There is another associated fallacy, known as “Cum hoc ergo propter hoc”, which says that when we have two events that occur together, one is the cause of the other.

For example, let's analyze the following argument: Many drug users have psychiatric problems and many with psychiatric problems consume drugs. Therefore, drug use generates psychiatric problems. Although the conclusion may be true, the argument is false, since the correlation between drug use and psychiatric problems cannot guarantee the cause-effect relationship. Drug use can lead to psychiatric problems, but it can also happen that psychiatric problems cause drug use, or that both are due to a third, or that there is no relationship between the two facts and it is a coincidence.

When two events occur at a time, it may be tempting to admit that one causes the other, but, in addition to statistical correlation, more information is needed to properly conclude that there is a causal relationship between one and another event.


Arguum ad hominem:

Whoever uses the fallacy known as arguum ad hominem does not present the right reasons, but rather rejects the person who defends an affirmation, or attacks it for its characteristics or ideas and tries to deny the credibility of the affirmation.

Many of the political debates that can be seen on television are a sign of this: the Tertullians who want to express their reasons by shouting and despising the arguments of others often use the ad hominem argument to deal with the opinions of the opposing party, without criticizing their own arguments, without objectivity, and all of them marked by the ideological tendencies of the speakers.

The deputy of the PP, Celia Villalobos, for example, spoke of the deputies of Podemos and its aspect, since they were away from the suit and tie that until then was habitual in the Congress of Deputies. In particular, deputy Alberto Rodríguez Rodríguez said: “It gives me the same thing to wear rakes, but to carry clean so as not to get infected.” With these statements on television, Villalobos, instead of criticizing with arguments the opinions of the deputy of Podemos, tried to despise his appearance.

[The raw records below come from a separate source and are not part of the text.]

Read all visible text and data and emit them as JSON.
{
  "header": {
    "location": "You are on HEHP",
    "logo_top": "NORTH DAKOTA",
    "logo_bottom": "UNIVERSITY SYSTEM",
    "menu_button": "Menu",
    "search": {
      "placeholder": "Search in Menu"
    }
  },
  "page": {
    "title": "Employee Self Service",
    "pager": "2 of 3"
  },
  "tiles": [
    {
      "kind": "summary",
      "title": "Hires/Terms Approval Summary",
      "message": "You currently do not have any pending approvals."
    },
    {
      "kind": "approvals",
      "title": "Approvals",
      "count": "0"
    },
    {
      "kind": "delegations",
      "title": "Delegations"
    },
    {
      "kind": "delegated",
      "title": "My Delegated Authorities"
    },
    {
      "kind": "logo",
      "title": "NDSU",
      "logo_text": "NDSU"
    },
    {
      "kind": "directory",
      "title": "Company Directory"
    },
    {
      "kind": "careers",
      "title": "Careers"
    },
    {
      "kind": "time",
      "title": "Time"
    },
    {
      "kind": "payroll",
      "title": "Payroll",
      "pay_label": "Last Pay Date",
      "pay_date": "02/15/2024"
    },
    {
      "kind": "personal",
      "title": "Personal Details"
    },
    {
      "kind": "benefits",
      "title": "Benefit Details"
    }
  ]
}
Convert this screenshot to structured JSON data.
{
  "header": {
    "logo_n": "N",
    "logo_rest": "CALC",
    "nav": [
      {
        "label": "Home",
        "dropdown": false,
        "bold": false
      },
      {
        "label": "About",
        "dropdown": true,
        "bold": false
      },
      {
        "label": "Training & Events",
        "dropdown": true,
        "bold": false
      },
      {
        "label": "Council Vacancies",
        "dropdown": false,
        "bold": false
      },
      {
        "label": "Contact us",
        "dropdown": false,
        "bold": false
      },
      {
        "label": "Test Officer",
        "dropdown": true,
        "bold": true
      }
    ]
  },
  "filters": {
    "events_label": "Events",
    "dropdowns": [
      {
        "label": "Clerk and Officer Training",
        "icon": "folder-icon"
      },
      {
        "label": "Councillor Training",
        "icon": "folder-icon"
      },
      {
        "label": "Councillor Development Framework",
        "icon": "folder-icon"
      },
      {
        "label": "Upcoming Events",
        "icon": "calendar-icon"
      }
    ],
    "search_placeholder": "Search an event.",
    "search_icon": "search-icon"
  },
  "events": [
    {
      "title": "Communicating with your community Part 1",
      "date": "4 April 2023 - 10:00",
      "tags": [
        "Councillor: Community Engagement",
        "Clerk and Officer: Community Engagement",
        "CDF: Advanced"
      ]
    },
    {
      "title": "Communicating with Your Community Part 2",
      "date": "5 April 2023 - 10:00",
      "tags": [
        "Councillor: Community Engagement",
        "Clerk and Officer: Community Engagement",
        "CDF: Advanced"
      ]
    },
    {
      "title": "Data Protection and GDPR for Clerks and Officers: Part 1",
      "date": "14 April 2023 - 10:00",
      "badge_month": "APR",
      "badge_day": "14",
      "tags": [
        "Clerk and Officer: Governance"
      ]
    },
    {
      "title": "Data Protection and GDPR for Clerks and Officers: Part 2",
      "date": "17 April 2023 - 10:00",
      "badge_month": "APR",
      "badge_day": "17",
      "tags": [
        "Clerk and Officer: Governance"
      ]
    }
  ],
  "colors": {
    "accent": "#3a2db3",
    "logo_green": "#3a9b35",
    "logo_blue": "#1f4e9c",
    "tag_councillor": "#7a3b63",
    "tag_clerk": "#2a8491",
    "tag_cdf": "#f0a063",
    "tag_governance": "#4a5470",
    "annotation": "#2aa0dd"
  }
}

But not only do they look on the TV. In our day to day it is also customary, for example, to use the word “feminazi” to argue against the feminist movement. In this way, instead of expressing with respect the reasons why they oppose the demands and opinions of feminists, they are assaulted trying to condemn the people who are in their favor. That is, a feminist assimilates herself to a Nazi, trying to slander the individual (feminist) and the movement (feminism).


A critical thinker should know how to listen and analyze others' arguments about information and defend their opinions through evidence-based arguments. He will try to identify fallacies in the arguments of others and avoid using fallacies in the arguments he will use to defend his ideas.